Special measures were taken to try to stop the plague from spreading. In the first half of 1666, 200 people passed away. After the stonemason died, villagers had no choice but to engrave their own tombstones. Residents like Elizabeth Hancock buried their own dead, dragging bodies down the street by tying ropes around the victim’s’ feet to avoid contact with the deceased.
Church services were held in the open air to reduce the spread of disease, but by August 1666 the effects of the plague were devastating: 267 had been killed out of a population of 344. Those who didn’t catch it were said to carry a special ability – today thought to have been a chromosome – which stopped them from falling ill. Others, believed that superstitious rituals (such as smoking tobacco) and fervent prayer staved off the disease.

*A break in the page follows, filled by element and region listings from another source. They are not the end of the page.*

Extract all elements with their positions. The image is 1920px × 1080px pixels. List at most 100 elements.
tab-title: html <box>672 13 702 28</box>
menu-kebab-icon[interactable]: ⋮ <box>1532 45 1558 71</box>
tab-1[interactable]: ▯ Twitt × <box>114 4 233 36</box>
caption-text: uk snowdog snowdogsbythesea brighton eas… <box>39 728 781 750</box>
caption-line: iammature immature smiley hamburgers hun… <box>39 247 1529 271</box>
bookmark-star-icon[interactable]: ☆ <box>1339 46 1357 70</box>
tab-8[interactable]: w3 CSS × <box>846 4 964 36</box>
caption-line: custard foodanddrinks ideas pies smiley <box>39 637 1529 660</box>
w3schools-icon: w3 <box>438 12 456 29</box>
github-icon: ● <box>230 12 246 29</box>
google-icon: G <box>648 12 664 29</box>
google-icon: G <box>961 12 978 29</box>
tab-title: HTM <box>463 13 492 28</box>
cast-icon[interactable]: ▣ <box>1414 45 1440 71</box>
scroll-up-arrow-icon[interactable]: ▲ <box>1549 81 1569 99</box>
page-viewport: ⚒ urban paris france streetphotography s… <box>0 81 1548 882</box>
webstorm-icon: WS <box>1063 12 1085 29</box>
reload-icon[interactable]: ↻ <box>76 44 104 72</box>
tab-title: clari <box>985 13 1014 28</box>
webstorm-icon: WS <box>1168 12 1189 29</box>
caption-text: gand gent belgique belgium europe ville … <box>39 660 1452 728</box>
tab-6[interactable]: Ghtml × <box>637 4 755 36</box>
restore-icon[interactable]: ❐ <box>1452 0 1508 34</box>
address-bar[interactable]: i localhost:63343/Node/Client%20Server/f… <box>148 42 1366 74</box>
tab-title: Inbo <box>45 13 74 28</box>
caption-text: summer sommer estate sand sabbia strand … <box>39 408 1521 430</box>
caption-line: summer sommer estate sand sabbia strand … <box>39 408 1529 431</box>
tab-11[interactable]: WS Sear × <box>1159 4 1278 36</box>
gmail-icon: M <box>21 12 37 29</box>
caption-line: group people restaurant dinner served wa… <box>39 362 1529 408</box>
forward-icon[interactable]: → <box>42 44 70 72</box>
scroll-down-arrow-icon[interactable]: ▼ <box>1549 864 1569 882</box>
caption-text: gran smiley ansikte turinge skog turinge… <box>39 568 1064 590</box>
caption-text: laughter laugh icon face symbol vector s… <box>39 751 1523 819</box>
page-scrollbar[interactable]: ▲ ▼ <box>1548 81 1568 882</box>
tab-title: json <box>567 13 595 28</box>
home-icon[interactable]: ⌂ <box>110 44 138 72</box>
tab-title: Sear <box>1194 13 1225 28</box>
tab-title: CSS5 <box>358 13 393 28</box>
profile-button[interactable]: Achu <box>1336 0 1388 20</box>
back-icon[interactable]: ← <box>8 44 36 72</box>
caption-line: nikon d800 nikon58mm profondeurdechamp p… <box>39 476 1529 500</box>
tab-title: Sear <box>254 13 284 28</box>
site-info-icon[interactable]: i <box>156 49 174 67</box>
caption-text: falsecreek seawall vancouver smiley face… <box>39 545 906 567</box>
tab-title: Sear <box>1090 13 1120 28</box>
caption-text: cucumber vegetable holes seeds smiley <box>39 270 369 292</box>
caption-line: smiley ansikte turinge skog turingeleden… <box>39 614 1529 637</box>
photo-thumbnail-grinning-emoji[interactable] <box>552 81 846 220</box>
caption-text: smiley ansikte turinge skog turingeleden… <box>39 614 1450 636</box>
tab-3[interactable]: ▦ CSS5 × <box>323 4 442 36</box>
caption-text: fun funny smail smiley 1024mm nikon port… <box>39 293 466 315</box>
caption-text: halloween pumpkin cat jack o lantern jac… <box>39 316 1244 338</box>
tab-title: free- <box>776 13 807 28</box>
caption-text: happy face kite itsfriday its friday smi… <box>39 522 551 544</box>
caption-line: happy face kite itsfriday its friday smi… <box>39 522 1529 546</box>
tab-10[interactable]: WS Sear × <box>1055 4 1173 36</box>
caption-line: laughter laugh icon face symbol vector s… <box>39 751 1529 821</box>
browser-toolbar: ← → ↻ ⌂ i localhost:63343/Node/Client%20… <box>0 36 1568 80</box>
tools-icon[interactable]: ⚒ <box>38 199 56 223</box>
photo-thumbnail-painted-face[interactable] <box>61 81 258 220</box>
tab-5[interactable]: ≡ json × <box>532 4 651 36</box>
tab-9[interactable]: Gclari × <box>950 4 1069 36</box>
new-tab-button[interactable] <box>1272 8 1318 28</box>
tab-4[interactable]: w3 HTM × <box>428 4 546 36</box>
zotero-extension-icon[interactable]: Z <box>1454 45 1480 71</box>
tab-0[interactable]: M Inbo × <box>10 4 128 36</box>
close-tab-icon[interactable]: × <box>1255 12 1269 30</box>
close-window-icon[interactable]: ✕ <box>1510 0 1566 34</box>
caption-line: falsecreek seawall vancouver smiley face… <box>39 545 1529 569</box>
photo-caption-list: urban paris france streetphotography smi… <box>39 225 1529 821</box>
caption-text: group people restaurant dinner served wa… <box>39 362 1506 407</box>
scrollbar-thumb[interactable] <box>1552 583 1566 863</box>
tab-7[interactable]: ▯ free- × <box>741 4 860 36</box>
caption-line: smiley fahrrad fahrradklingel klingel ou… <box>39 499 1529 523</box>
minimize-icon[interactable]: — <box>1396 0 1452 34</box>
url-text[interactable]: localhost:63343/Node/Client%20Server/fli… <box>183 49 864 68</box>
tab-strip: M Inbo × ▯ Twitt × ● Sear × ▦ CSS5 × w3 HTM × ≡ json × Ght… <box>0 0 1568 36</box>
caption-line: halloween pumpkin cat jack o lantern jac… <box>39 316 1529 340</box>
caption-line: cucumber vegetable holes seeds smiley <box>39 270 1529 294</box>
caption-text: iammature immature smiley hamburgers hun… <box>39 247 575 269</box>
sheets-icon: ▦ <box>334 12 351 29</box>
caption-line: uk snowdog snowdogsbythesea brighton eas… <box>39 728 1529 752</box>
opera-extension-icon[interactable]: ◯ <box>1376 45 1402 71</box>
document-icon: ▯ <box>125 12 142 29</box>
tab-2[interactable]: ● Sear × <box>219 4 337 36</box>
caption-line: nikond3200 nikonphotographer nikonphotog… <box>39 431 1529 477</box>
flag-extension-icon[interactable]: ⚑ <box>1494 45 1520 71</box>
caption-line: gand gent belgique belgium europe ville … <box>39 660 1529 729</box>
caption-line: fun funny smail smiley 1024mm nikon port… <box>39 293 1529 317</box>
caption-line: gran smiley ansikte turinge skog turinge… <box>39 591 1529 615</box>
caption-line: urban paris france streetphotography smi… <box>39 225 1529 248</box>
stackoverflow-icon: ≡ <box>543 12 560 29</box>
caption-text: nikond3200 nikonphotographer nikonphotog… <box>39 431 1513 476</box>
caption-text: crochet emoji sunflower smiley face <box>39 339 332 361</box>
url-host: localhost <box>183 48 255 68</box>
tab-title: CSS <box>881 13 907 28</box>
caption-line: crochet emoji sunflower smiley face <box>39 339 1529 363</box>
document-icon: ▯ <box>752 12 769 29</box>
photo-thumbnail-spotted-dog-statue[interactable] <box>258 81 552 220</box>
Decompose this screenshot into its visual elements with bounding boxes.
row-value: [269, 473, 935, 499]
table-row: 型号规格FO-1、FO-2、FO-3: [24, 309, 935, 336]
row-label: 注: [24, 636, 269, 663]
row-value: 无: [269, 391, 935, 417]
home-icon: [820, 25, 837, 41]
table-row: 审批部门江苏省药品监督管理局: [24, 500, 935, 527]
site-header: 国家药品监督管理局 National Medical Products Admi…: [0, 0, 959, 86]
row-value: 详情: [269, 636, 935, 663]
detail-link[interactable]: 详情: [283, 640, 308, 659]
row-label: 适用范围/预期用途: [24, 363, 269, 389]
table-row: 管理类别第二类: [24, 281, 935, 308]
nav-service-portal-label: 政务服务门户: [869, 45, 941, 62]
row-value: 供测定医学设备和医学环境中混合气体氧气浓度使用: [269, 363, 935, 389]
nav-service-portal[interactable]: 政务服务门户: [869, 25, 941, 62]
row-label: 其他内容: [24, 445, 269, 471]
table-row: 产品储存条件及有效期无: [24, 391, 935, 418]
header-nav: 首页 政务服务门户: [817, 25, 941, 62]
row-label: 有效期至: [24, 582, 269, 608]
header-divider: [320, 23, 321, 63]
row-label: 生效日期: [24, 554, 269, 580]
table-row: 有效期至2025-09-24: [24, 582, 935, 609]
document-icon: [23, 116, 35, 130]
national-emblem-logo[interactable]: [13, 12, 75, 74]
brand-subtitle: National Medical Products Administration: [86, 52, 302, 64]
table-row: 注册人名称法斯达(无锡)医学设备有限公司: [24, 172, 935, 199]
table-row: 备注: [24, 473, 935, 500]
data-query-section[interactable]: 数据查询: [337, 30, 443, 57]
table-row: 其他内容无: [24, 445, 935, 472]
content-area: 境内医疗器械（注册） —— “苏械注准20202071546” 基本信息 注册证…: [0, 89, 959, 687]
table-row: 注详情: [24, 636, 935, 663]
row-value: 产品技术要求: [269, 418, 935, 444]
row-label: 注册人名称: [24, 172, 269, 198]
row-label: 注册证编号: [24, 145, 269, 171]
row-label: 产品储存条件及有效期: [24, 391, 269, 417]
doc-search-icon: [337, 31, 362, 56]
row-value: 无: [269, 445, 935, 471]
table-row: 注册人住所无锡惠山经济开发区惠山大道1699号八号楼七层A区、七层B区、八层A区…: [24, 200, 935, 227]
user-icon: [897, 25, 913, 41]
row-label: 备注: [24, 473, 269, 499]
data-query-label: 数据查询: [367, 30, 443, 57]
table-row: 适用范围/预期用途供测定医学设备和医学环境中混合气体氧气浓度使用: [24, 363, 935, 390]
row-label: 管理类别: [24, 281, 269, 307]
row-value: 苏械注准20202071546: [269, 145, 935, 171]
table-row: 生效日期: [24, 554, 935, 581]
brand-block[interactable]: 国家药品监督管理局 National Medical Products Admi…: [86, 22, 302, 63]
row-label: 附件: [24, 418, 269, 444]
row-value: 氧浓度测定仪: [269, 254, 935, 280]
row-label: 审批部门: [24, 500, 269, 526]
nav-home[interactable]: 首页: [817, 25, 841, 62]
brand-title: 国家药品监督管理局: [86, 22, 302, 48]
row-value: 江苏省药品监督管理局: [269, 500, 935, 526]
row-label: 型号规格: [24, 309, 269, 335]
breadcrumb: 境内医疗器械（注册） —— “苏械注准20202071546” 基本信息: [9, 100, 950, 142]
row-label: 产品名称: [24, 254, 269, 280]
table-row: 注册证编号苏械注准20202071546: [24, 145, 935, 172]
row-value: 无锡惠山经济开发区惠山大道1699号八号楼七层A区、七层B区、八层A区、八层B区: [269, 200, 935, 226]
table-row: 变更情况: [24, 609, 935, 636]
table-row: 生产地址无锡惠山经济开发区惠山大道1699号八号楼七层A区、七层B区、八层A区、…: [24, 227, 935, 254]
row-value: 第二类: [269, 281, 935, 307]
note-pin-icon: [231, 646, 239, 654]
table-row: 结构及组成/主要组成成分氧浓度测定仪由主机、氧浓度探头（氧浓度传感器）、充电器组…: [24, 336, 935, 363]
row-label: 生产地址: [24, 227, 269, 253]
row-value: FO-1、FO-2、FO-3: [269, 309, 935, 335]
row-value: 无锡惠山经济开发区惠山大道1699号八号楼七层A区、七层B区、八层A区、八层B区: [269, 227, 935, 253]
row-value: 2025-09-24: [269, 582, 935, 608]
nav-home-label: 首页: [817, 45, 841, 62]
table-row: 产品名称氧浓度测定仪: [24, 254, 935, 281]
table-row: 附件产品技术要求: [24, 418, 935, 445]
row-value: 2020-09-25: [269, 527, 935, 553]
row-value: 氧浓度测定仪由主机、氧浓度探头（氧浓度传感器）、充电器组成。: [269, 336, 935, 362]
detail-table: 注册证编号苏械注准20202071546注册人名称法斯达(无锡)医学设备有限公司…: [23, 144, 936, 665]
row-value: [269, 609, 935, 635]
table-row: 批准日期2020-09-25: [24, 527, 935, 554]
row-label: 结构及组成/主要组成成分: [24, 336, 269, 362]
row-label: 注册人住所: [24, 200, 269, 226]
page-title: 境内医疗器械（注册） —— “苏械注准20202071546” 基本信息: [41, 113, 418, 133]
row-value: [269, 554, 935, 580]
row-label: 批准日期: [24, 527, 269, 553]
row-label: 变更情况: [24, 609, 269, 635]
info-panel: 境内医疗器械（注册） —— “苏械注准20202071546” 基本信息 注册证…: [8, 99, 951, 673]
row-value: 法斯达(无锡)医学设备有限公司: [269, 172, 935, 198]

Jenny Aldridge, visitor operation manager for Eyam Hall at the National Trust, told me how the plague victims knew they had been struck by the pox when they began to smell sweet odours. William Mompesson’s wife, Katherine, noted that the air smelt sweet the night before she came down with the plague – from that, he knew that she had been infected. Gruesomely, the pleasant scent was brought on by a person’s olfactory glands detecting that their internal organs were collapsing and rotting.
“This, coupled with the fact that diseases were thought to be carried through the air like miasmas, led to villagers wearing masks stuffed with herbs,” Aldridge said. “Some even sat in sewers because they thought the smell was so bad, the plague couldn’t get you there.”
After 14 months, the disease burned itself out, leaving almost as suddenly as it had arrived. Life returned to normal and trade resumed relatively quickly too, because lead mining, Eyam’s main source of wealth, was too valuable to ignore.
Today, Eyam is used mainly become a commuter town for nearby Sheffield and Manchester, although farms still surround the area, unchanged for centuries. The town’s original stocks still sit on the village green and the stately 17th century Eyam Hall, a Jacobean manor house, stands proudly over the village.
The most dramatic details, though, are the green plaques that now mark the cottages where the plague struck, many listing numerous members lost by each family.
The signs are a constant reminder to the northerners here: that they, and their ancestors, might well owe these brave people their lives.
COMMENT
This was one of the most heroic acts in the history of plagues, one that resulted in containment that saved lives, something we should all be thinking about during the current crisis.